Well…here I have some more issues and indeed currency risk is as well quite important. But, I think also Europe is not doing great and Switzerland does lot of business with EU, so it can go both ways. But here I tend to keep more cash and use it when stocks get cheaper…still thinking to it.

Do you see any good reason nowadays to hold bonds?

My personal opinion is that if you care about EUR or CHF, holding cash it likely better since risk-free bonds have negative yields.

My 5 Rappen:

In my opinion it is very well possible that, if you want to do good in the world or prevent harm, a socially responsible portfolio isn`t especially conducive to either goal.

  • It’s a lot of work and needs quite a bit of skill to screen stocks/indices for your understanding of ‘socially responsible’.
  • You are likely to get lower returns with a socially responsible portfolio than from a standard one.
  • Socially responsible investing might not as big an effect as you`d hope for.

You might get lucky with the first one, if your values happen to align with an ETF like the one from UBS you mention.
But for me, and I suppose for many others, these portfolios might not align.

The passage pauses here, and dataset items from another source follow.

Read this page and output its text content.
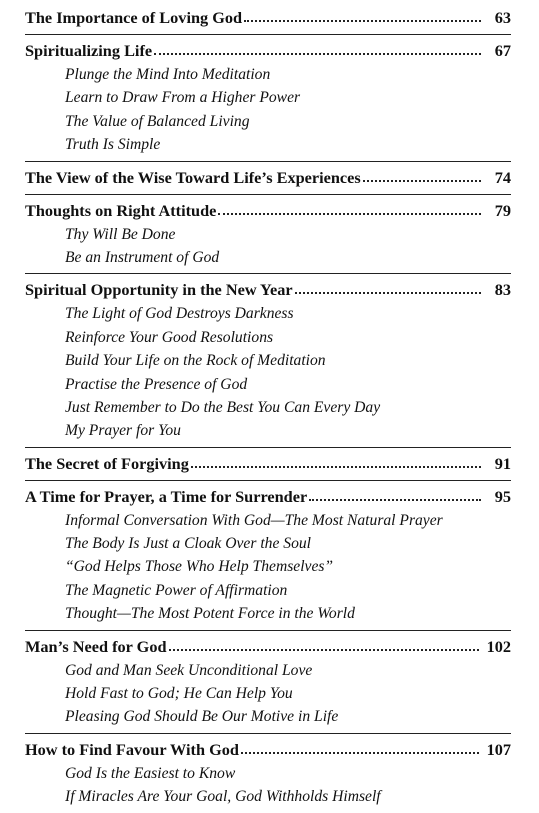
The Importance of Loving God	63
Spiritualizing Life	67
Plunge the Mind Into Meditation
Learn to Draw From a Higher Power
The Value of Balanced Living
Truth Is Simple
The View of the Wise Toward Life’s Experiences	74
Thoughts on Right Attitude	79
Thy Will Be Done
Be an Instrument of God
Spiritual Opportunity in the New Year	83
The Light of God Destroys Darkness
Reinforce Your Good Resolutions
Build Your Life on the Rock of Meditation
Practise the Presence of God
Just Remember to Do the Best You Can Every Day
My Prayer for You
The Secret of Forgiving	91
A Time for Prayer, a Time for Surrender	95
Informal Conversation With God—The Most Natural Prayer
The Body Is Just a Cloak Over the Soul
“God Helps Those Who Help Themselves”
The Magnetic Power of Affirmation
Thought—The Most Potent Force in the World
Man’s Need for God	102
God and Man Seek Unconditional Love
Hold Fast to God; He Can Help You
Pleasing God Should Be Our Motive in Life
How to Find Favour With God	107
God Is the Easiest to Know
If Miracles Are Your Goal, God Withholds Himself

  • Alcohol (Maybe a good thing.)
  • Gambling (Feel pretty neutral about it.)
  • Tobacco (Probably a good thing, but if excluding all nicotine products maybe not something I care about greatly.)
  • Military weaponry (Probably a good thing.)
  • Civilian firearms (A good thing.)
  • Adult entertainment (Feel pretty neutral about it.)
  • Genetically modified organisms (Most likely a bad thing, would like to support certain GMO-companies (over others).)
  • Nuclear energy (Same as with GMO.)

For me, not investing in companies that are strongly involved with factory farming would probably trump all the listed points.

Let`s say you care a lot about climate change.
I think your choice is between

  • spending time searching for a green fund, which seems sensible to you and then getting less returns (in expectation)
  • investing in a standard fund, donating the additional money you get and the value you place on the time you didn`t spend researching this topic to an effective climate change charity (e.g. "Coalition for Rainforest Nations)

Obviously, which of these options is better at producing your end goal depends on a lot of things (how effective are those climate change charities vs. socially responsble investing, roi for green vs. standard etf, how much time do you spend with research and how much do you like spending your time like that etc.).